Thursday, March 29, 2007

valuing ourselves and being valued as speakers

I read Dorothea's post about reimbursement for speaking at conferences this morning. She points out the disparity between her experience with the TXLA and Michelle's experience.

I cannot even begin to count up how much I've personally spent to speak or otherwise participate in events at conferences. I taught a workshop for AAM once and encountered a similar experience to Michelle's -- I was asked to pay to register when I was teaching a workshop they'd make money from. I was on the MCN Board and MCN is an affiliate organization, so MCN gave me one of their exhibitor comps so I wouldn't have to pay to teach my workshop.

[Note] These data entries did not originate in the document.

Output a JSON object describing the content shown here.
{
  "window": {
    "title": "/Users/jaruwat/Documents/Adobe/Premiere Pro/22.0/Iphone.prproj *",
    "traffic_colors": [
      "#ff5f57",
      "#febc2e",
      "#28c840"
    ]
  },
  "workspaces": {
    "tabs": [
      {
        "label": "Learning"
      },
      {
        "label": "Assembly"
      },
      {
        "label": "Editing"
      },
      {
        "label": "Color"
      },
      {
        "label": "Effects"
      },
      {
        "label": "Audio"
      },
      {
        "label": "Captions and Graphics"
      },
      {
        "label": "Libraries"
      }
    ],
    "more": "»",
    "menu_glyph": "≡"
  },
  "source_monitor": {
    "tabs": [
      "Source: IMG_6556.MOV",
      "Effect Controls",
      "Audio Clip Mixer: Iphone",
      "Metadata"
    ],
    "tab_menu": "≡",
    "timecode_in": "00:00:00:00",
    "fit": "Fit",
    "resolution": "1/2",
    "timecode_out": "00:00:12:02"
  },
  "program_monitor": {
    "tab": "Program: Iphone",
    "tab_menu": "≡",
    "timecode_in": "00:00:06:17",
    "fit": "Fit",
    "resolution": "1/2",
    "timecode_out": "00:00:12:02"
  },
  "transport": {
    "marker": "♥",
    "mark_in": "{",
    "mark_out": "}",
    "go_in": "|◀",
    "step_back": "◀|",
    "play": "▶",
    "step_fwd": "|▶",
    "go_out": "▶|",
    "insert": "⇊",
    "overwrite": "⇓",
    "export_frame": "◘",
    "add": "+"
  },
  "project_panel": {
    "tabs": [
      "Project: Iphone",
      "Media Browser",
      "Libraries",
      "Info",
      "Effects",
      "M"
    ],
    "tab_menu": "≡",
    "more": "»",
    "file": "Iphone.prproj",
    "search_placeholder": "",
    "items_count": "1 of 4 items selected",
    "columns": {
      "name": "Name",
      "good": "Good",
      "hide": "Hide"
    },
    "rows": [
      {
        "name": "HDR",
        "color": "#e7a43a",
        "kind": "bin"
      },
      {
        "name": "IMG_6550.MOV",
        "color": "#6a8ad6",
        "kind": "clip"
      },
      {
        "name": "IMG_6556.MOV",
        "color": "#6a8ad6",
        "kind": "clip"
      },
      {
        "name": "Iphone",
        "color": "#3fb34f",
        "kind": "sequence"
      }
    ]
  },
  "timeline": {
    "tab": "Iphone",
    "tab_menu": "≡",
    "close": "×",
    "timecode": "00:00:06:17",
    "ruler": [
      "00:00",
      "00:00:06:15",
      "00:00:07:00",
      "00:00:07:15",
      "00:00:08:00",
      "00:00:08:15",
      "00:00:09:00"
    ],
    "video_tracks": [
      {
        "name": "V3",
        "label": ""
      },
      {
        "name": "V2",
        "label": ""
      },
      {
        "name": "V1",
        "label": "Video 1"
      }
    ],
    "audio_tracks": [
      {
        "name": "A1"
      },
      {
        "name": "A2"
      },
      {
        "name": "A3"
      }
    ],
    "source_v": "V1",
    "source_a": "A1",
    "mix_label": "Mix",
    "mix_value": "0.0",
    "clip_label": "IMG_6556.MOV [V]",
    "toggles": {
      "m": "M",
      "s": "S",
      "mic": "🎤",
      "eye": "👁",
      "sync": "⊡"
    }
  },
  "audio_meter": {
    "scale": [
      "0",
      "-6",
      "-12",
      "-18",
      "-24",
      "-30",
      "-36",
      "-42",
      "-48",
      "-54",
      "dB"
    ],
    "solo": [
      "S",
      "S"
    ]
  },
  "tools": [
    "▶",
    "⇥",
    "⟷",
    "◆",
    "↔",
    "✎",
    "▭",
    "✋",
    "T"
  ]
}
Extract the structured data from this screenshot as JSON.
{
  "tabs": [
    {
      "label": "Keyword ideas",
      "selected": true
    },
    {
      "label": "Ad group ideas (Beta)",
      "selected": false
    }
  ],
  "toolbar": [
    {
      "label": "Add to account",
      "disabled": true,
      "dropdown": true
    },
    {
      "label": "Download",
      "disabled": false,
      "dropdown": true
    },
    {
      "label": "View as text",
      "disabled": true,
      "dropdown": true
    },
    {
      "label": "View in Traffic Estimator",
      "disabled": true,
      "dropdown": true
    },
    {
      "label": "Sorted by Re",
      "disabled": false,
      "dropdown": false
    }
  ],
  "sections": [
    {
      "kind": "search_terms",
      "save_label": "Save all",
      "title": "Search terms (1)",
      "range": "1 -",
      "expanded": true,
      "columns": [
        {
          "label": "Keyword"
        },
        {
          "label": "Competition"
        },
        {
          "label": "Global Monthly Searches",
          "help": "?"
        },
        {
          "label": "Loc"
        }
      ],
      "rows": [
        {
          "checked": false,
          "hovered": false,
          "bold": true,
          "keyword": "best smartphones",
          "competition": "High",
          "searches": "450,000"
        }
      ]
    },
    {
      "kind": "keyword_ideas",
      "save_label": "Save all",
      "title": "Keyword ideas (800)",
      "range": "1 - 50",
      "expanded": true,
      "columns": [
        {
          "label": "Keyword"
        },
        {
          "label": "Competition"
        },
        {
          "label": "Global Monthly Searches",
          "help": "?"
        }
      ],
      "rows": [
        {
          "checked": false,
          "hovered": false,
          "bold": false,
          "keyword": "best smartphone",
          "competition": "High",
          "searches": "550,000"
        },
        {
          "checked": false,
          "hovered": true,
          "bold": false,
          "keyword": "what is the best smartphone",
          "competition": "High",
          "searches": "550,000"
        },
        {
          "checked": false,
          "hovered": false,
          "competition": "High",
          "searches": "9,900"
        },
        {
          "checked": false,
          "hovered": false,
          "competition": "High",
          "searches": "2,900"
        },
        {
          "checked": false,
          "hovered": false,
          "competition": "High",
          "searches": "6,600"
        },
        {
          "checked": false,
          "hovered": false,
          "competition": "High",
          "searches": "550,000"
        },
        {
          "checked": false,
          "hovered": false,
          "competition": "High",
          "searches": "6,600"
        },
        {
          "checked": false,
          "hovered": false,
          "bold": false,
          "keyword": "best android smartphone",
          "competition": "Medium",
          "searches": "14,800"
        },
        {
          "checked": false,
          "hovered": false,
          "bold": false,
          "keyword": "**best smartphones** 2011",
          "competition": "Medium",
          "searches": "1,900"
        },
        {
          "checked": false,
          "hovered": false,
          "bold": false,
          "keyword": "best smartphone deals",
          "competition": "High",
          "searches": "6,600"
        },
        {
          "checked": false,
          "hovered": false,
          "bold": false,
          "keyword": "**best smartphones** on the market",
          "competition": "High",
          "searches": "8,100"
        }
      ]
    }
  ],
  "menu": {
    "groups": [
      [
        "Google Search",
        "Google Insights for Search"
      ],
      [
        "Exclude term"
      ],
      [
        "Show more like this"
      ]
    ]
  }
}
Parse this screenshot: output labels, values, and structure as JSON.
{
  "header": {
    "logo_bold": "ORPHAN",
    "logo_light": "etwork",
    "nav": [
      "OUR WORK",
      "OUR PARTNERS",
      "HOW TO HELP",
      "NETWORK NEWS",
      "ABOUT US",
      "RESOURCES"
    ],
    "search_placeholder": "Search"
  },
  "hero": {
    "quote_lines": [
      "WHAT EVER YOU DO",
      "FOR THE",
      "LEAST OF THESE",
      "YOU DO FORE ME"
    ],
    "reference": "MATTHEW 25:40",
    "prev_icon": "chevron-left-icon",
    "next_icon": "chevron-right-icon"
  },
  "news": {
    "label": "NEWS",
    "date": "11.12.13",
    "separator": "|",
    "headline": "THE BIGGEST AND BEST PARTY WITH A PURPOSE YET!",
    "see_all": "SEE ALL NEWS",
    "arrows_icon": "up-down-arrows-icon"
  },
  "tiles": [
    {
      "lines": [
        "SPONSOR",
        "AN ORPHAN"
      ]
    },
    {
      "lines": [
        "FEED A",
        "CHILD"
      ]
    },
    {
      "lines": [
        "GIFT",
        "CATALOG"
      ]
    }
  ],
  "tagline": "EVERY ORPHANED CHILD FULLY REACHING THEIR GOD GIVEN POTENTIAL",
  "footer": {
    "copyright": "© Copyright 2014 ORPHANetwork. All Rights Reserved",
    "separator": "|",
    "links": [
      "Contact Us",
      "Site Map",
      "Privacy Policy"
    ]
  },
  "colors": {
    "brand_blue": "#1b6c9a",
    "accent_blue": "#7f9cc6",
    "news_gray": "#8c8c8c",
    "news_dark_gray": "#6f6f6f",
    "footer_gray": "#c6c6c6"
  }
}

But, the year that I was president of the Museum Computer Network board, I had to attend six or seven conferences to give presentations or represent MCN at meetings or lead board meetings. It was MCN's policy never to reimburse anyone. I had a limited travel budget at MPOW, which paid for two of my six or seven trips. It never occurred to me to say no.

I've given talks at dozens of conferences. Every so often I get comped registration. On very rare occasions I get a night or two reimbursed at a hotel. I've never been offered a speaker's fee for a conference. This doesn't include the occasional gig where I've been comped and paid to teach one or two-day workshops outside of conference venues.

A couple of months ago I gave a talk at Open Repositories 07 that was very well received, and some folks approached me afterwards and suggested that I come to their institution to give the same talk. My colleague Grace Agnew sat me down at lunch and gave me a semi-stern talking to that I undervalued myself as a speaker. Always ask for something. Part or all of your travel. Comped registration. Speaker's fees. You may not get it, but you might get something when you expected nothing. If you get offered nothing and you weren't already planning to attend with institutional support, decline.

Yes, we might miss some professional opportunities. I'm going to put this in harsh terms -- conferences and organizations often take advantage of us. We want to give back to our community, but that doesn't mean that we should pay to give back to our community.